You're a stellar competitor when it comes to rowing, but can your focus and stamina last the full race? Rowers who want to compete at advanced levels must supplement a rigorous training program with a healthy diet. Eating a balanced, nutritious diet consistently can help improve your performance on the water. You will be able to get back in the saddle faster after intense training sessions, cutting down your recovery time. A healthy diet can also help you build muscle mass, supplying the stamina and endurance you need to outlast your competitors.
When it comes to eating right for a rowing competition, carbohydrates are the most important nutrient to get into your system. Carbohydrates provide the muscle glycogen stores, or the fuel your muscles rely on for power during exercise. Rowers should try to consume 2.5 grams of carbs for every pound of body weight. To ensure you are getting enough carbs consistently, eat black beans, bananas, apples, whole grains, broccoli and green leafy vegetables.
Rowing is an intense sport, requiring your major muscle groups, especially your quadriceps, biceps and the muscles of your back, to work to their full potential. After a training session, these muscles will need time to recover, as well as adequate amounts of protein. Take in about 0.6 grams of protein for every pound of your body weight. Good sources for protein include lean meats, low fat dairy products, tofu and nuts.
Some athletes avoid fat, but dietary fat can be an important part of your diet, helping the production of hormones that are in turn a fuel source for those long rows on the lake. But certain fats can be harmful or put you at risk of heart disease. These include saturated and trans fats. Limit fat intake to monosaturated and polyunsaturated fats, found in almonds, soybeans and extra virgin olive oil.
Some rowers exercise to lose weight, attempting to burn more calories on the water than they take in. However, calories are still an important part of your daily consumption, ensuring that you maintain an appropriate weight and muscle mass while enduring your training sessions. If you are training consistently at intense levels of competition, you should aim to take in 20 calories for every pound of weight. That said, advanced rowers who have mastered an efficient technique will burn fewer calories and need to take in fewer calories than beginner rowers.
A healthy diet includes not only what foods you eat, but also what you drink. Water intake is an important part of a rower's nutrition. Failure to take in enough can cause you to become dehydrated, which often leads to muscle cramps and fatigue.
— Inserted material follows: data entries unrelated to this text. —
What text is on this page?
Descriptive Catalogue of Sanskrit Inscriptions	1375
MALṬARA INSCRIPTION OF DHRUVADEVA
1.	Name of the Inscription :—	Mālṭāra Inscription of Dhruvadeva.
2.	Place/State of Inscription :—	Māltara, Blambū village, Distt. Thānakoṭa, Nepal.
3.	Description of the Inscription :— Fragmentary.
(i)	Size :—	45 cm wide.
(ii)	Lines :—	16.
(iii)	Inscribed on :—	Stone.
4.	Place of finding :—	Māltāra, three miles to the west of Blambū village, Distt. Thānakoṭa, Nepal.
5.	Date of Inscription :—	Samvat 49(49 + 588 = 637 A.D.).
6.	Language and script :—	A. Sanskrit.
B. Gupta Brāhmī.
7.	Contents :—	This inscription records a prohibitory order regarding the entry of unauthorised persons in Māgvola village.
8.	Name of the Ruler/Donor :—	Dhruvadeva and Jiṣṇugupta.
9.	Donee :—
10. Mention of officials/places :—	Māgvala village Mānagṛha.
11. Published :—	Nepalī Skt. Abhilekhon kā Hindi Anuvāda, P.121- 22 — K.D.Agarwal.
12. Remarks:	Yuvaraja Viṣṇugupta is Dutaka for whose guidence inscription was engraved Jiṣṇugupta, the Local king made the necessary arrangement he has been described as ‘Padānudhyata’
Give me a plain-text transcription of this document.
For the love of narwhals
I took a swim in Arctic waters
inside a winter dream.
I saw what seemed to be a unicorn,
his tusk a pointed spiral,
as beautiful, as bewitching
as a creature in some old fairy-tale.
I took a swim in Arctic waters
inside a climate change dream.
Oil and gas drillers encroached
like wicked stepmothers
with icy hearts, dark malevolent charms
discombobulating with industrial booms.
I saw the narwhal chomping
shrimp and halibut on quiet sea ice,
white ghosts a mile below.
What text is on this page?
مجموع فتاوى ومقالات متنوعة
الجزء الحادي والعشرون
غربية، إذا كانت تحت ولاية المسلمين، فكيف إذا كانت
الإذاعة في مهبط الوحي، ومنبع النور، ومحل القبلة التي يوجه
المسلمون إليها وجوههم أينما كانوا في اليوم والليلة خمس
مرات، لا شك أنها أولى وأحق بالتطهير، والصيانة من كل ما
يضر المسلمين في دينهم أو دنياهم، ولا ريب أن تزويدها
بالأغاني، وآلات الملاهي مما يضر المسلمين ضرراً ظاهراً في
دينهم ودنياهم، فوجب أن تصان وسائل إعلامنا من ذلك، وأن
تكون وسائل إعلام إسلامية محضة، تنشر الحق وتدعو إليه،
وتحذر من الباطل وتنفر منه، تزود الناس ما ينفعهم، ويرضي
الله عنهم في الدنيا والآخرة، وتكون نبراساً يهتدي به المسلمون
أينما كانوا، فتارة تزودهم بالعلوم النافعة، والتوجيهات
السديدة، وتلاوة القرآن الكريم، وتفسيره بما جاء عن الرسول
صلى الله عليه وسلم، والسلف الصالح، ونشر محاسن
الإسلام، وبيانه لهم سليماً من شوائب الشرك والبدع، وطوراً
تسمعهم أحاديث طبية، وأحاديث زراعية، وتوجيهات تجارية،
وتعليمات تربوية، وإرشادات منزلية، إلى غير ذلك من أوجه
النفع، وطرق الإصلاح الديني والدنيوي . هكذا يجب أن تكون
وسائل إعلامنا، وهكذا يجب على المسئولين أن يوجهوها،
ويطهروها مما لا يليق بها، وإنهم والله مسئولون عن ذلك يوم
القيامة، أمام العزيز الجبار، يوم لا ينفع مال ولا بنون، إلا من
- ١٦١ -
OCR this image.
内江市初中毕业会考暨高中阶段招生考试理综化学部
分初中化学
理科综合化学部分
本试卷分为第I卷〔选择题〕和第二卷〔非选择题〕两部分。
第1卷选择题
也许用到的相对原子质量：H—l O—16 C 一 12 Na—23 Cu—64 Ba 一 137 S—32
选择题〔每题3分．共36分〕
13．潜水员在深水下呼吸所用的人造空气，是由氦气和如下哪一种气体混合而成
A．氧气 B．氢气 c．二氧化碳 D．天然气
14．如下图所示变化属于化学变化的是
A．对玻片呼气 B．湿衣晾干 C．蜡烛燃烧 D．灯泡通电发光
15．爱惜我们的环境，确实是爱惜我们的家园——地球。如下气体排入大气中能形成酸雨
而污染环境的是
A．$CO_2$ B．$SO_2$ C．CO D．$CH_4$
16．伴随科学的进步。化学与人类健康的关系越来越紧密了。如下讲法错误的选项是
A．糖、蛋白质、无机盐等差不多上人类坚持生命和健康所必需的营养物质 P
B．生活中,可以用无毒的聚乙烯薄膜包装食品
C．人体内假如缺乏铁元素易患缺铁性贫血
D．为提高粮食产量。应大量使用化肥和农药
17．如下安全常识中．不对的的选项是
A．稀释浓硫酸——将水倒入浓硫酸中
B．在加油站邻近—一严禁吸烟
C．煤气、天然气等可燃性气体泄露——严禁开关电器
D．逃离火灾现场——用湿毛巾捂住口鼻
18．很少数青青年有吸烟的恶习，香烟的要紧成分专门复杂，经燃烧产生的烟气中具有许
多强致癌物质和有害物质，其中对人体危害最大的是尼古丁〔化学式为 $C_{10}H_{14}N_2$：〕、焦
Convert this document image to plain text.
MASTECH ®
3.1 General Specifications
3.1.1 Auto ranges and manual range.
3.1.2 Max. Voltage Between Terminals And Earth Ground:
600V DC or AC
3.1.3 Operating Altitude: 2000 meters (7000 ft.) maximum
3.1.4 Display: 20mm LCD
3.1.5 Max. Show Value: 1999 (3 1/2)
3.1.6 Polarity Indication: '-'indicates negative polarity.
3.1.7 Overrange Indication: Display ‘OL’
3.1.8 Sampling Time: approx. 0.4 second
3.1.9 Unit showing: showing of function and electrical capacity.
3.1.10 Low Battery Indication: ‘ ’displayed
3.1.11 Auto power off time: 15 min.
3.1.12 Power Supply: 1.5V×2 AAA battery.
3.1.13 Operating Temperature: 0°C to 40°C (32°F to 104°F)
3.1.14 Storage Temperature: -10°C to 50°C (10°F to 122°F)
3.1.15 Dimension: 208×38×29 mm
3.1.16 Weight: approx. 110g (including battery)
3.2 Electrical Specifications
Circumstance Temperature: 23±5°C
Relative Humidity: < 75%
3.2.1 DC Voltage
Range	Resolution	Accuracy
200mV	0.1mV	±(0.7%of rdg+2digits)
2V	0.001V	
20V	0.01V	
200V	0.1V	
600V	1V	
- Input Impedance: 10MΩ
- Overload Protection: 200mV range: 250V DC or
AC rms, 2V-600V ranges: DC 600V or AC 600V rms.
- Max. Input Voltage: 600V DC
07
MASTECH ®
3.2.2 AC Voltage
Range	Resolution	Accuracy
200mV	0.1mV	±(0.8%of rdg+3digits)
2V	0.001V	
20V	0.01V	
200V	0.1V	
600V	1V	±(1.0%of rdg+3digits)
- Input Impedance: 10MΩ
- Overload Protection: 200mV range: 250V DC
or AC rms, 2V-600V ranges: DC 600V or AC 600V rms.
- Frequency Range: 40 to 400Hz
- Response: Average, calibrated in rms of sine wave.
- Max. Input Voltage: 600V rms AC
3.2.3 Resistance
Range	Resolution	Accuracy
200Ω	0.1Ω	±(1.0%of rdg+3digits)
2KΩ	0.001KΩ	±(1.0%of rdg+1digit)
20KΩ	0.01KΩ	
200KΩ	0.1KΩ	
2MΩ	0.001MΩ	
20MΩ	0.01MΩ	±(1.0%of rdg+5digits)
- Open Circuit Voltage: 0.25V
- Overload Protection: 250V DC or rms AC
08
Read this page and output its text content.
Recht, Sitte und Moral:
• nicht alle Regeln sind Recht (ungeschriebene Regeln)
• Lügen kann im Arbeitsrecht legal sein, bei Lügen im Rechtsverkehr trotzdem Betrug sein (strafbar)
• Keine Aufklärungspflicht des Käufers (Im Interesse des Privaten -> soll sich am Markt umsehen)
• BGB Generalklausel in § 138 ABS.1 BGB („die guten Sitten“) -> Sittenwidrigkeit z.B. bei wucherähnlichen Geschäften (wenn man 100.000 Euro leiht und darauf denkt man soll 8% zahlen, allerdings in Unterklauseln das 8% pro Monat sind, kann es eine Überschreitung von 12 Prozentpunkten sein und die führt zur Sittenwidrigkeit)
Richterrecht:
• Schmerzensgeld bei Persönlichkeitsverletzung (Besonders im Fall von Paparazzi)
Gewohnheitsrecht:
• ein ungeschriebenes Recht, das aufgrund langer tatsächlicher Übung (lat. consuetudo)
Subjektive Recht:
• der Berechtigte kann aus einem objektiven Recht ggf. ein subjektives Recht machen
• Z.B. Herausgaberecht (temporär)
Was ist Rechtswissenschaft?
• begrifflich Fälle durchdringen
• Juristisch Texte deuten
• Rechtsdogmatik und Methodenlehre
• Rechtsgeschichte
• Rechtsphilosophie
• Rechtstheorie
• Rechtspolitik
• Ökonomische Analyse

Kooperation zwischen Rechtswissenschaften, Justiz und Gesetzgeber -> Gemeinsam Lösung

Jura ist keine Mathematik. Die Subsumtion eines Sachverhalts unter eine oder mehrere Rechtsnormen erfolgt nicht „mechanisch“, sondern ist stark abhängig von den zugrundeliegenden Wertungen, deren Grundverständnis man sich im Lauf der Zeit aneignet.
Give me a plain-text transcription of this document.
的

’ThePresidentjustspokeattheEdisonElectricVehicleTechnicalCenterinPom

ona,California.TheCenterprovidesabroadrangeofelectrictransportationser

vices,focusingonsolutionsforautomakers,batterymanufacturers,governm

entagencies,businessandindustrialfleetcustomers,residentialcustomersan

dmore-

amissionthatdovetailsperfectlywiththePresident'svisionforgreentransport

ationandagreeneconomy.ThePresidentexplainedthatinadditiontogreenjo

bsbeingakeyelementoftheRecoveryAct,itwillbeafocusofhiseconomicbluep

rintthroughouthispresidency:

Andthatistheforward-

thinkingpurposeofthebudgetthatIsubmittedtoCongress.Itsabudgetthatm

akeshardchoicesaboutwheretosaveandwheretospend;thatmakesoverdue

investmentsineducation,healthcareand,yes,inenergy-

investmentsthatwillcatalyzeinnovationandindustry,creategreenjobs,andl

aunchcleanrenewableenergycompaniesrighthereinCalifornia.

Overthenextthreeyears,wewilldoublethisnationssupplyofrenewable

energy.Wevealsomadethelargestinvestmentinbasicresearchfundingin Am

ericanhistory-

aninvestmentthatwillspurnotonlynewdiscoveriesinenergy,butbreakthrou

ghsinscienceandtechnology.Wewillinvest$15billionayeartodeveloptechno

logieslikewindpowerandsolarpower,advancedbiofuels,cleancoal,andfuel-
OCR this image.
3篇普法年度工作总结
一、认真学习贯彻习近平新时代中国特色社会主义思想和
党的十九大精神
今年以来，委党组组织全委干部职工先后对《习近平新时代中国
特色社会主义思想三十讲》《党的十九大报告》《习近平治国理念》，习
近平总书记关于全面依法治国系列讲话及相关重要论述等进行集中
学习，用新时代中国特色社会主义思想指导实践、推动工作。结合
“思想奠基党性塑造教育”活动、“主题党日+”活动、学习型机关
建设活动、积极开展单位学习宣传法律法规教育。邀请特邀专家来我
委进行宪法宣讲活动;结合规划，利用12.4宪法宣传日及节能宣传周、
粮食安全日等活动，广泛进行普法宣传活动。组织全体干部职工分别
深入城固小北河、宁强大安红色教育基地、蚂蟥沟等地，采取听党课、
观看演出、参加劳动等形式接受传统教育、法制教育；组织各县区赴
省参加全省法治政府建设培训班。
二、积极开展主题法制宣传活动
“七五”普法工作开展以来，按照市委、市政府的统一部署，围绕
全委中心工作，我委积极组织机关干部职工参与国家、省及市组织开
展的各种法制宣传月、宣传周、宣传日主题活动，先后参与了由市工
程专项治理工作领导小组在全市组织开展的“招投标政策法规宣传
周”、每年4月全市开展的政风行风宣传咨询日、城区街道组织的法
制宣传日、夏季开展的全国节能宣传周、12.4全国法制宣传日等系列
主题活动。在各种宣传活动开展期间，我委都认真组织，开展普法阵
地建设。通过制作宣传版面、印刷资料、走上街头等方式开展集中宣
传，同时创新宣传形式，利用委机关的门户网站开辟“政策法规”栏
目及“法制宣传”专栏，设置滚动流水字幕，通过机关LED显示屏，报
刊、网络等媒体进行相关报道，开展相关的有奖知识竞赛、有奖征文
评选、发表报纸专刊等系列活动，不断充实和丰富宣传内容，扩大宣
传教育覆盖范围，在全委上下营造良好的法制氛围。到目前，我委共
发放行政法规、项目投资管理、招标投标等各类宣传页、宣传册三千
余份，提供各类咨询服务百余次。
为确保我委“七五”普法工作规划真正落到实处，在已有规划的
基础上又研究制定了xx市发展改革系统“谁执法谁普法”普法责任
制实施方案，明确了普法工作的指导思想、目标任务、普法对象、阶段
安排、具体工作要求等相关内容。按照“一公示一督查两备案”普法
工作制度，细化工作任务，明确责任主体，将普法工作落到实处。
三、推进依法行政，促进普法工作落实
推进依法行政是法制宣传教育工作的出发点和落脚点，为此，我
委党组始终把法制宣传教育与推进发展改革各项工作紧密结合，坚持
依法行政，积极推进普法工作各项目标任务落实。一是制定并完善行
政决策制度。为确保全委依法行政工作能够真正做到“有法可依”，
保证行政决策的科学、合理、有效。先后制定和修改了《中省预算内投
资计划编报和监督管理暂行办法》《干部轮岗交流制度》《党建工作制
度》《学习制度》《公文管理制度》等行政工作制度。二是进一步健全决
Replace lost fluids by always having water on hand and drinking frequently as you exercise.
When to Eat
Rowers should have their pre-event or workout meal three or four hours before rowing. This will allow you to digest and use the energy from your meal. Aim for a meal of around 500 to 1,000 calories. After a competition or intense workout, eat a small meal with carbohydrates, fats and proteins 30 minutes after exercise to replenish carbs and encourage protein synthesis.